Since economists say "full employment" without meaning, "the lowest possible number of unemployed people", then I would like a new words for "the lowest number of unemployed people", and the various other levels of unemployment, with more unemployed people.
I don't know how what fraction of the long term unemployed are potentially employable in market jobs, given a shortage of more attractive workers.
But I do have a suggestion on how to find out. Keep unemployment low and watch the long term unemployment numbers.
If long term unemployment numbers **keep doing down**, and they were, then we were not at the point where the all the long term unemployed are people unemployable in market jobs, due to disability etc.
To see the number of long term unemployed you need a chart of the total number of long term unemployed, but the link I provided had a percentage, which is noisy because when unemployment overall rises, the proportion of long term unemployed declines, not because there are less long term unemployed, but because there are more other unemployed people.
Because of frictions in the job market, there will be mismatches between the unemployed and available work. We can either have those frictions in extra unemployed people, or in "skill shortages". I find the intolerance of "skill shortages", particular for non-essential workers, perplexing.
You're right about one thing - sorry I don't know where that Idea that the majority of the unemployed are LTU came from! But it's true, most LTU are VLTU.
Of course. It has been been engineered in as part of an ideology, an alibi presented by those would benefit most from the construct, ie themselves, over time. Thomas Hutcheson does point to an evolution of the construct enabling it to adapt so that the most wealthy ever increase their own wealth over some event like Covid with barely a yawn from a distracted public. The oligarchy octopus? Never mind but it does seem many locations seem electronically walled off from the communities that sustain them when legitimate inquiry is blocked.

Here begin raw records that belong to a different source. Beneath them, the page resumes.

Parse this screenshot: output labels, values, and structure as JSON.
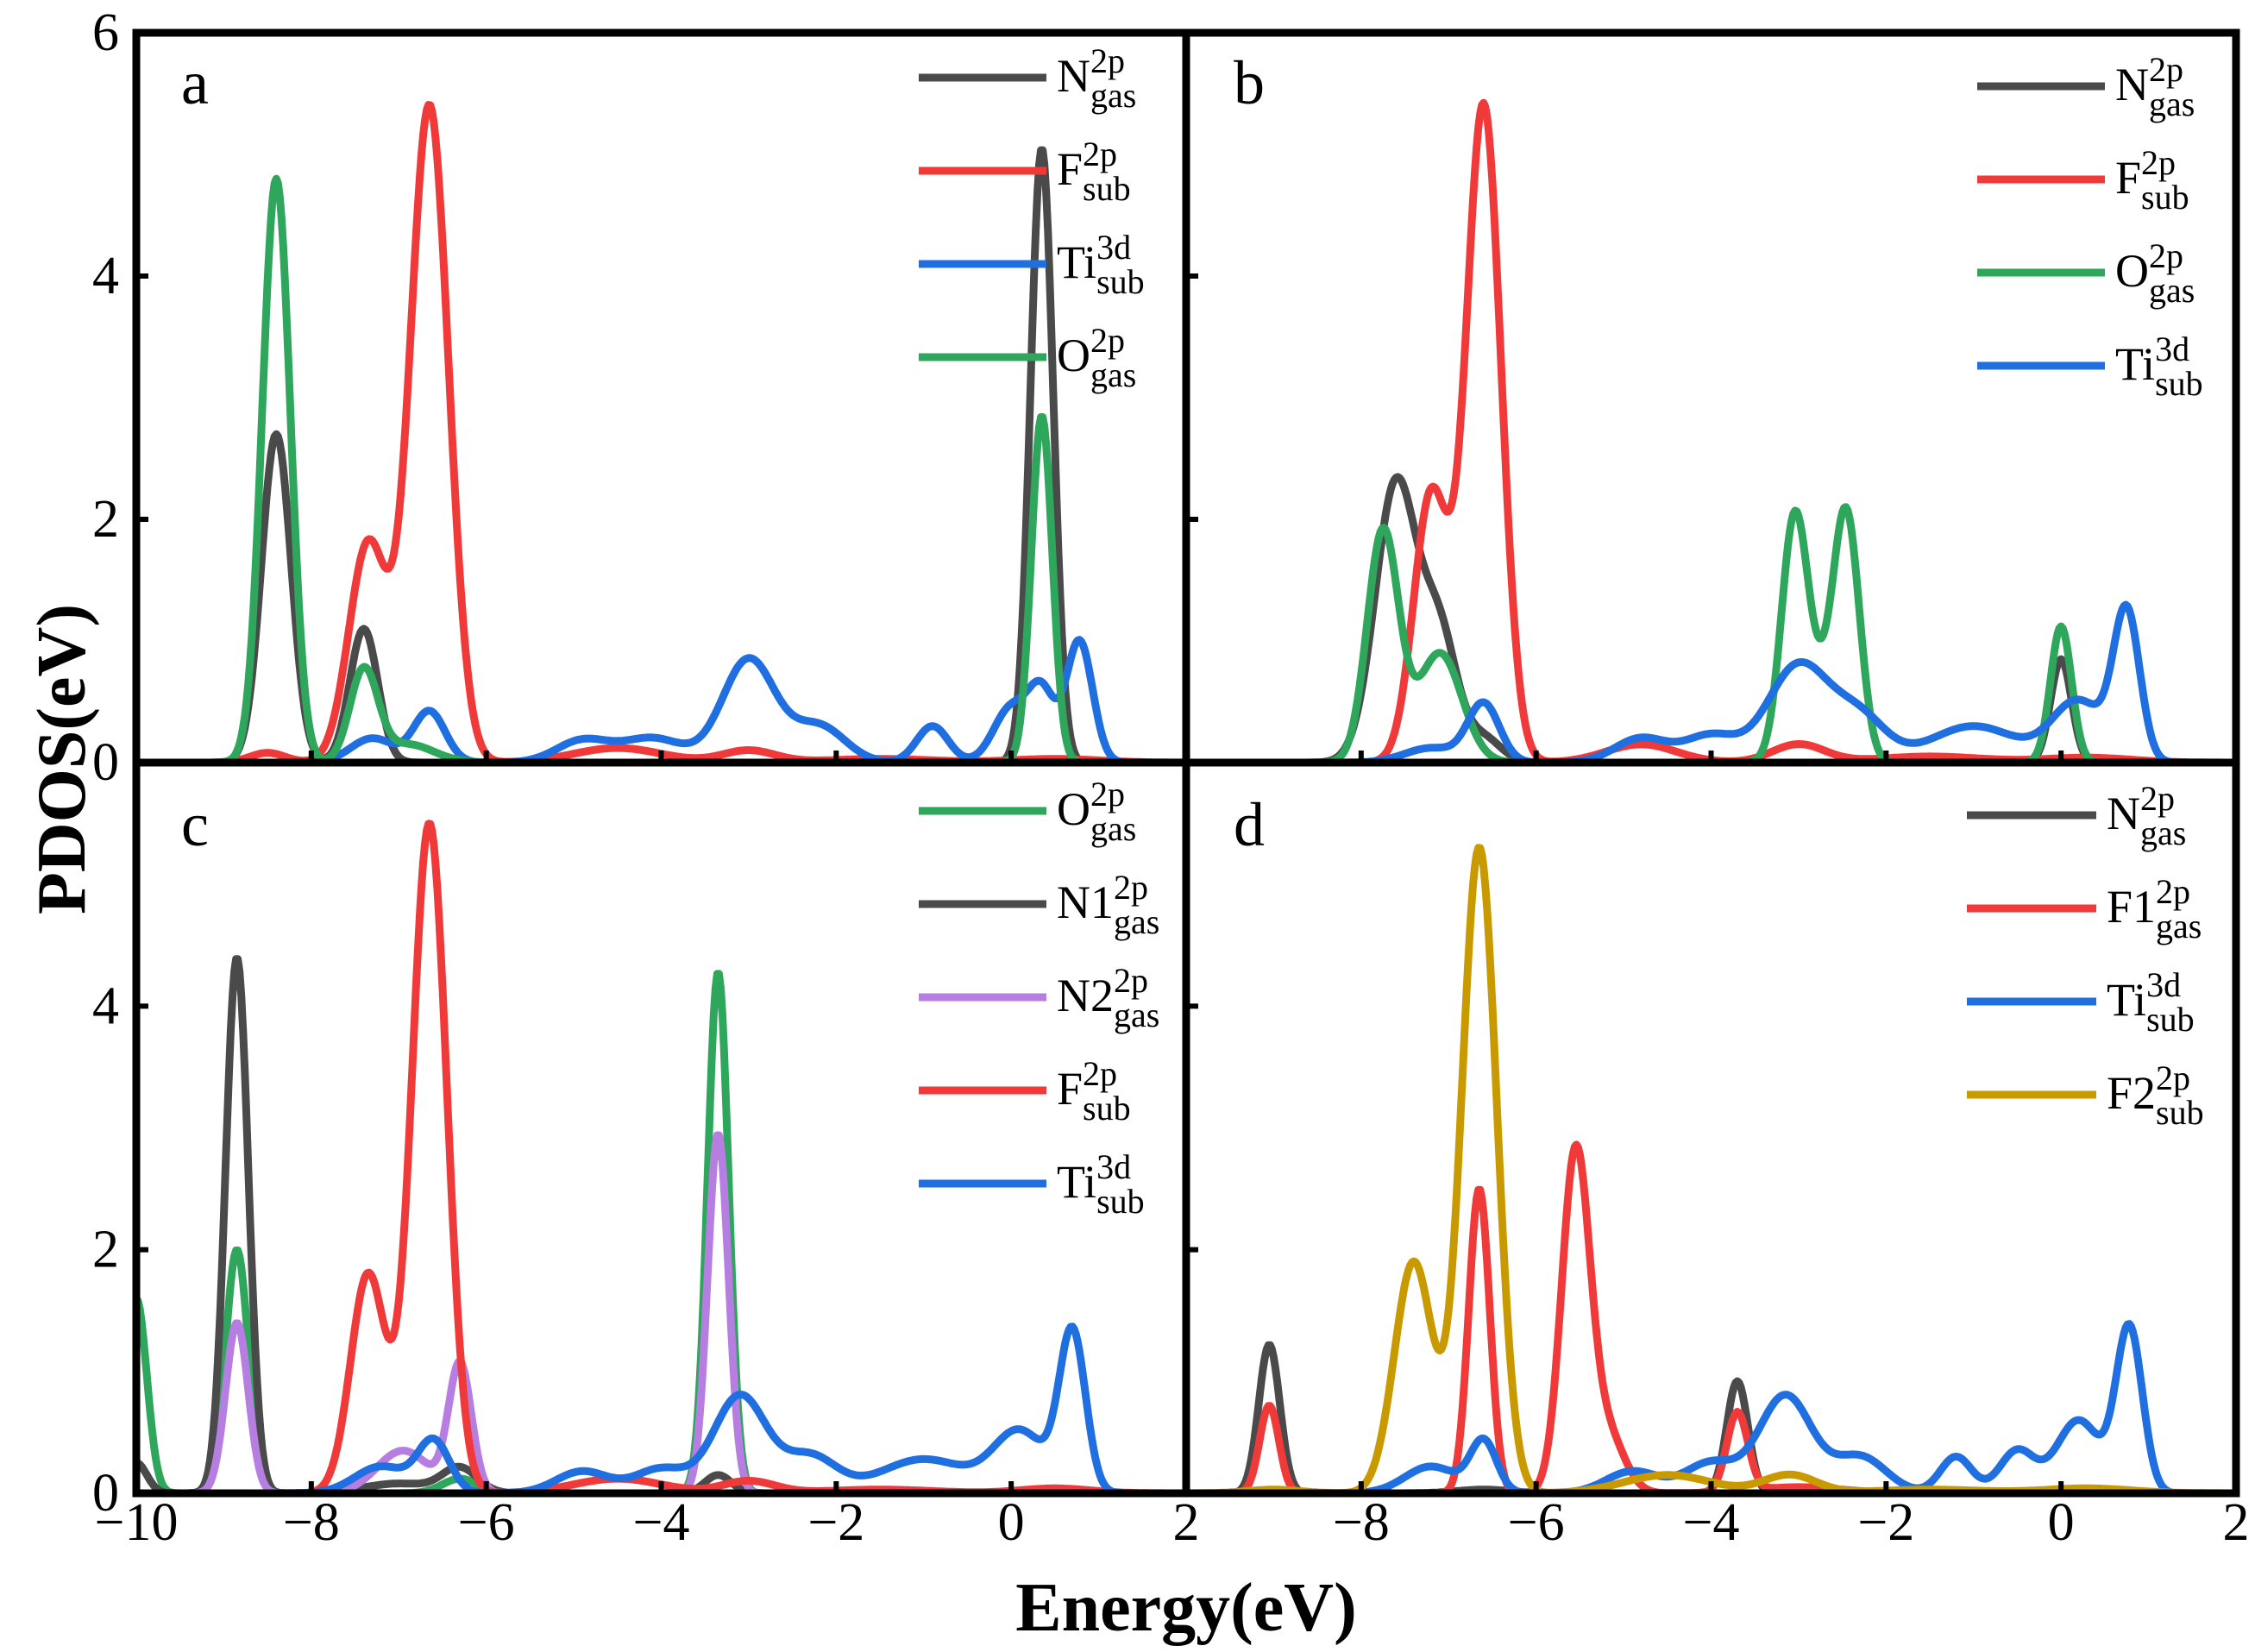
{
  "figure": {
    "xlabel": "Energy(eV)",
    "ylabel": "PDOS(eV)"
  },
  "colors": {
    "N": "#4a4a4a",
    "F": "#f03a3a",
    "Ti": "#1f6fe0",
    "O": "#2ea65c",
    "N2": "#b57ee0",
    "F2": "#c99a00"
  },
  "chart_data": [
    {
      "type": "line",
      "panel": "a",
      "xlim": [
        -10,
        2
      ],
      "ylim": [
        0,
        6
      ],
      "xticks": [
        -10,
        -8,
        -6,
        -4,
        -2,
        0,
        2
      ],
      "yticks": [
        0,
        2,
        4,
        6
      ],
      "legend_position": "top-right",
      "series": [
        {
          "name": "N",
          "sup": "2p",
          "sub": "gas",
          "color": "N",
          "peaks": [
            [
              -8.4,
              2.7,
              0.17
            ],
            [
              -7.4,
              1.1,
              0.16
            ],
            [
              0.35,
              5.05,
              0.13
            ]
          ]
        },
        {
          "name": "F",
          "sup": "2p",
          "sub": "sub",
          "color": "F",
          "peaks": [
            [
              -7.35,
              1.8,
              0.22
            ],
            [
              -6.65,
              5.4,
              0.22
            ],
            [
              -8.5,
              0.08,
              0.2
            ],
            [
              -4.5,
              0.12,
              0.5
            ],
            [
              -3.0,
              0.1,
              0.3
            ],
            [
              -1.5,
              0.03,
              0.6
            ],
            [
              0.5,
              0.03,
              0.5
            ]
          ]
        },
        {
          "name": "Ti",
          "sup": "3d",
          "sub": "sub",
          "color": "Ti",
          "peaks": [
            [
              -7.3,
              0.2,
              0.25
            ],
            [
              -6.65,
              0.42,
              0.18
            ],
            [
              -4.9,
              0.18,
              0.3
            ],
            [
              -4.1,
              0.2,
              0.35
            ],
            [
              -3.0,
              0.85,
              0.3
            ],
            [
              -2.2,
              0.3,
              0.3
            ],
            [
              -0.9,
              0.3,
              0.18
            ],
            [
              0.0,
              0.45,
              0.2
            ],
            [
              0.35,
              0.55,
              0.15
            ],
            [
              0.78,
              1.0,
              0.15
            ]
          ]
        },
        {
          "name": "O",
          "sup": "2p",
          "sub": "gas",
          "color": "O",
          "peaks": [
            [
              -8.4,
              4.8,
              0.16
            ],
            [
              -7.4,
              0.75,
              0.16
            ],
            [
              -6.9,
              0.15,
              0.3
            ],
            [
              0.35,
              2.85,
              0.12
            ]
          ]
        }
      ]
    },
    {
      "type": "line",
      "panel": "b",
      "xlim": [
        -10,
        2
      ],
      "ylim": [
        0,
        6
      ],
      "xticks": [
        -8,
        -6,
        -4,
        -2,
        0,
        2
      ],
      "yticks": [
        0,
        2,
        4,
        6
      ],
      "legend_position": "top-right",
      "series": [
        {
          "name": "N",
          "sup": "2p",
          "sub": "gas",
          "color": "N",
          "peaks": [
            [
              -7.6,
              2.3,
              0.24
            ],
            [
              -7.1,
              1.0,
              0.2
            ],
            [
              -6.6,
              0.2,
              0.2
            ],
            [
              0.0,
              0.85,
              0.12
            ]
          ]
        },
        {
          "name": "F",
          "sup": "2p",
          "sub": "sub",
          "color": "F",
          "peaks": [
            [
              -7.2,
              2.2,
              0.2
            ],
            [
              -6.6,
              5.4,
              0.2
            ],
            [
              -4.8,
              0.15,
              0.4
            ],
            [
              -3.0,
              0.15,
              0.3
            ],
            [
              -1.5,
              0.05,
              0.6
            ],
            [
              0.3,
              0.04,
              0.5
            ]
          ]
        },
        {
          "name": "O",
          "sup": "2p",
          "sub": "gas",
          "color": "O",
          "peaks": [
            [
              -7.75,
              1.9,
              0.18
            ],
            [
              -7.1,
              0.9,
              0.25
            ],
            [
              -3.05,
              1.9,
              0.15
            ],
            [
              -2.45,
              1.93,
              0.15
            ],
            [
              -2.75,
              0.5,
              0.2
            ],
            [
              0.0,
              1.12,
              0.12
            ]
          ]
        },
        {
          "name": "Ti",
          "sup": "3d",
          "sub": "sub",
          "color": "Ti",
          "peaks": [
            [
              -7.2,
              0.12,
              0.3
            ],
            [
              -6.6,
              0.48,
              0.18
            ],
            [
              -4.8,
              0.2,
              0.3
            ],
            [
              -4.0,
              0.22,
              0.3
            ],
            [
              -3.0,
              0.8,
              0.35
            ],
            [
              -2.3,
              0.35,
              0.3
            ],
            [
              -1.0,
              0.3,
              0.5
            ],
            [
              0.2,
              0.5,
              0.3
            ],
            [
              0.75,
              1.2,
              0.15
            ]
          ]
        }
      ]
    },
    {
      "type": "line",
      "panel": "c",
      "xlim": [
        -10,
        2
      ],
      "ylim": [
        0,
        6
      ],
      "xticks": [
        -10,
        -8,
        -6,
        -4,
        -2,
        0,
        2
      ],
      "yticks": [
        0,
        2,
        4
      ],
      "legend_position": "top-right",
      "series": [
        {
          "name": "O",
          "sup": "2p",
          "sub": "gas",
          "color": "O",
          "peaks": [
            [
              -10.0,
              1.6,
              0.12
            ],
            [
              -8.85,
              2.0,
              0.13
            ],
            [
              -6.3,
              0.12,
              0.2
            ],
            [
              -3.35,
              4.28,
              0.12
            ]
          ]
        },
        {
          "name": "N1",
          "sup": "2p",
          "sub": "gas",
          "color": "N",
          "peaks": [
            [
              -10.0,
              0.25,
              0.12
            ],
            [
              -8.85,
              4.4,
              0.13
            ],
            [
              -7.0,
              0.08,
              0.4
            ],
            [
              -6.3,
              0.2,
              0.2
            ],
            [
              -3.35,
              0.15,
              0.15
            ]
          ]
        },
        {
          "name": "N2",
          "sup": "2p",
          "sub": "gas",
          "color": "N2",
          "peaks": [
            [
              -8.85,
              1.4,
              0.13
            ],
            [
              -6.95,
              0.35,
              0.3
            ],
            [
              -6.3,
              1.05,
              0.13
            ],
            [
              -3.35,
              2.95,
              0.12
            ]
          ]
        },
        {
          "name": "F",
          "sup": "2p",
          "sub": "sub",
          "color": "F",
          "peaks": [
            [
              -7.35,
              1.8,
              0.2
            ],
            [
              -6.65,
              5.5,
              0.2
            ],
            [
              -4.5,
              0.12,
              0.5
            ],
            [
              -3.0,
              0.1,
              0.3
            ],
            [
              -1.5,
              0.03,
              0.6
            ],
            [
              0.5,
              0.04,
              0.4
            ]
          ]
        },
        {
          "name": "Ti",
          "sup": "3d",
          "sub": "sub",
          "color": "Ti",
          "peaks": [
            [
              -7.2,
              0.22,
              0.3
            ],
            [
              -6.6,
              0.42,
              0.18
            ],
            [
              -4.9,
              0.18,
              0.3
            ],
            [
              -4.0,
              0.2,
              0.3
            ],
            [
              -3.1,
              0.8,
              0.3
            ],
            [
              -2.3,
              0.3,
              0.3
            ],
            [
              -1.0,
              0.28,
              0.5
            ],
            [
              0.1,
              0.5,
              0.3
            ],
            [
              0.7,
              1.3,
              0.15
            ]
          ]
        }
      ]
    },
    {
      "type": "line",
      "panel": "d",
      "xlim": [
        -10,
        2
      ],
      "ylim": [
        0,
        6
      ],
      "xticks": [
        -8,
        -6,
        -4,
        -2,
        0,
        2
      ],
      "yticks": [
        0,
        2,
        4
      ],
      "legend_position": "top-right",
      "series": [
        {
          "name": "N",
          "sup": "2p",
          "sub": "gas",
          "color": "N",
          "peaks": [
            [
              -9.05,
              1.22,
              0.12
            ],
            [
              -6.6,
              0.03,
              0.3
            ],
            [
              -3.7,
              0.92,
              0.12
            ]
          ]
        },
        {
          "name": "F1",
          "sup": "2p",
          "sub": "gas",
          "color": "F",
          "peaks": [
            [
              -9.05,
              0.72,
              0.11
            ],
            [
              -6.65,
              2.5,
              0.12
            ],
            [
              -5.55,
              2.75,
              0.16
            ],
            [
              -5.2,
              0.5,
              0.2
            ],
            [
              -3.7,
              0.65,
              0.12
            ],
            [
              -3.0,
              0.05,
              0.5
            ]
          ]
        },
        {
          "name": "Ti",
          "sup": "3d",
          "sub": "sub",
          "color": "Ti",
          "peaks": [
            [
              -7.2,
              0.22,
              0.3
            ],
            [
              -6.6,
              0.42,
              0.15
            ],
            [
              -4.9,
              0.18,
              0.3
            ],
            [
              -4.0,
              0.25,
              0.3
            ],
            [
              -3.15,
              0.8,
              0.3
            ],
            [
              -2.3,
              0.3,
              0.3
            ],
            [
              -1.2,
              0.3,
              0.18
            ],
            [
              -0.5,
              0.35,
              0.2
            ],
            [
              0.2,
              0.6,
              0.25
            ],
            [
              0.78,
              1.35,
              0.15
            ]
          ]
        },
        {
          "name": "F2",
          "sup": "2p",
          "sub": "sub",
          "color": "F2",
          "peaks": [
            [
              -7.4,
              1.9,
              0.22
            ],
            [
              -6.65,
              5.3,
              0.2
            ],
            [
              -9.0,
              0.03,
              0.3
            ],
            [
              -4.5,
              0.15,
              0.5
            ],
            [
              -3.1,
              0.15,
              0.3
            ],
            [
              -1.5,
              0.03,
              0.6
            ],
            [
              0.3,
              0.04,
              0.5
            ]
          ]
        }
      ]
    }
  ]
}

"Reserve Bank remains committed to a NAIRU model in which the full employment goal is subordinated to an inflation target,"
The reconciliation is to chose the minimum inflation target that is consistent with full employment (of labor and other things) and to be flexible about how quickly to return to target when inflation is above target.
Over the last few decades Australia has done this better than other economies. May you so continue.